À l’heure où nous écrivons ces lignes, ces discussions n’ont pas encore abouti sur des avancées patentes. Comme l’indique l’une des représentantes de la CFDT Services,  « Le secteur a du mal avec le dialogue social ». Pour Yannick Peltier, du GOEES (syndicat des employeurs de l’économie sociale), « Des premières réponses ont été apportées, qui ne sont certainement pas au niveau espéré, dans cette négociation de branche. Ce qui va être très attendu, ce sont les discussions sur les amplitudes horaires et au-delà, sur la revalorisation globale des métiers ». Quid de la restauration collective ? Si elle est un peu moins en tension (lire entretien pages suivantes), beaucoup de structures ont été fermées pendant des mois et en entreprise, le télétravail s’est imposé. La crise n’est pas terminée, sanitaire d’abord, économique ensuite avec une inflation record, des prix qui ne sont plus maîtrisés et des fins de mois difficiles pour beaucoup de salariés. Amar Lagha, secrétaire général de la fédération CGT Commerce et Services, rappelle que les grands groupes de restauration collective ont fait des plans sociaux pendant la crise sanitaire et se sont séparés de travailleurs compétents et expérimentés :

« Malgré les aides de l’État dont ces entreprises ont bénéficié, au lieu de mettre ces personnes au chômage partiel, elles ont licencié. Or, nous avions tiré la sonnette d’alarme et prévenu que nous aurions besoin de ces travailleurs au sortir de la crise ». Aujourd’hui, l’activité redémarre, mais les professionnels ne semblent pas vouloir revenir. « Ils ont découvert d’autres métiers, vu qu’ils étaient mal payés dans la collectivité, que le temps de travail et l’amplitude horaire étaient harassants, reprend Amar Lagha. Je ne parle même pas du nombre de temps partiels imposés. Tous ces éléments, en toute logique, n’attirent plus ». Il rappelle aussi qu’il fut un temps où de futurs grands chefs venaient se former dans la restauration collective et où les parcours de formation proposés aux salariés leur permettaient de progresser. « Dans les grosses structures, le métier de cuisinier a pratiquement disparu. C'est l’agroalimentaire qui apporte des solutions. Il n’y a plus qu’à faire chauffer. Quel est l’intérêt pour le personnel ? », interroge-t-il.

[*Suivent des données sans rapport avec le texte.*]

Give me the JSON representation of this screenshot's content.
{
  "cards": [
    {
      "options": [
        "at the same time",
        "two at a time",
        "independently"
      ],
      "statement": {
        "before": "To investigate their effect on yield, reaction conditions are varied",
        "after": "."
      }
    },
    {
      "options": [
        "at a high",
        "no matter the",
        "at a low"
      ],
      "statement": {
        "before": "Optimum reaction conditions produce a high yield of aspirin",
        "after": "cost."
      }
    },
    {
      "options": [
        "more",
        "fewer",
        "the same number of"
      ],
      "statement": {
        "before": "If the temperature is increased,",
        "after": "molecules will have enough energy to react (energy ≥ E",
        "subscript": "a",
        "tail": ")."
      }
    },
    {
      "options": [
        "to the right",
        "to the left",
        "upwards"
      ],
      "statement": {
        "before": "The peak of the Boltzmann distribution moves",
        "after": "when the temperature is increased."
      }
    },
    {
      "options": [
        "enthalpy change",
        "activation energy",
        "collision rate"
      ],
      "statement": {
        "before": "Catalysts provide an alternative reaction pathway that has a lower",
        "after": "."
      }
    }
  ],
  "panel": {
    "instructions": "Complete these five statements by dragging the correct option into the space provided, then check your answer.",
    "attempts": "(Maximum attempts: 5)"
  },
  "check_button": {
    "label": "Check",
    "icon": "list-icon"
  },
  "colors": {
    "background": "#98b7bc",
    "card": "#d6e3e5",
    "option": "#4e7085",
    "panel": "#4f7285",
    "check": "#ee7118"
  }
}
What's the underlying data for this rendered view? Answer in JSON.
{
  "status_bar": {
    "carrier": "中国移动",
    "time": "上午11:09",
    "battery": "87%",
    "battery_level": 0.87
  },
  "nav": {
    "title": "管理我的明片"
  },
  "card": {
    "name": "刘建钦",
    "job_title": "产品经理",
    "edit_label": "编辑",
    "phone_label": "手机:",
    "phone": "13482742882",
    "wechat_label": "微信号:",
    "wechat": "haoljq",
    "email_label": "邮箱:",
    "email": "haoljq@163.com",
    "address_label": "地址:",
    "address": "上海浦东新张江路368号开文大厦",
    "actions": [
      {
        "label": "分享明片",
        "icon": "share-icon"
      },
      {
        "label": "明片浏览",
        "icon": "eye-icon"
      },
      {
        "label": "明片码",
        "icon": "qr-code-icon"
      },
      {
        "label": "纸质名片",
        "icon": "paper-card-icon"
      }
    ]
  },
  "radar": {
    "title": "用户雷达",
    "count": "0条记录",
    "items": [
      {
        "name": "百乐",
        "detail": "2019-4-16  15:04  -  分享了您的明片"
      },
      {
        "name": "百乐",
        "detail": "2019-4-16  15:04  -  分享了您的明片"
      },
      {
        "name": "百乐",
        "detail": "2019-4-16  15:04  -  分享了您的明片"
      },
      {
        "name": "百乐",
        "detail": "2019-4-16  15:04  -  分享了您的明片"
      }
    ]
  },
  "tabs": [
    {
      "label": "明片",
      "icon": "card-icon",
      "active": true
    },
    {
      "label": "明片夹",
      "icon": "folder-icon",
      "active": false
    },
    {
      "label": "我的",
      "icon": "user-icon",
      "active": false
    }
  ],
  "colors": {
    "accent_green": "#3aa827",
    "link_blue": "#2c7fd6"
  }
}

Parallèlement, pour Yannick Peltier, il faut revenir sur l’aspect social de la restauration collective, c’est-à-dire permettre aux enfants, aux salariés, aux personnes âgées, et à tous ceux qui profitent des structures de tourisme ou autre, de pouvoir avoir un repas équilibré à un prix maîtrisé avec des produits de qualité : « Il faut vraiment s’appuyer sur ce triptyque pour redonner ses lettres de noblesse à la restauration collective, revenir à son aspect originel ». Pendant la période de fermeture, les personnes qui fréquentaient les structures collectives se sont très vite reportées sur des repas déséquilibrés, beaucoup de sandwichs, du snacking, de la restauration rapide. « Au-delà du volet social, il y a donc aussi, avec la collectivité, des enjeux d’équilibre alimentaire et de santé », conclut-il.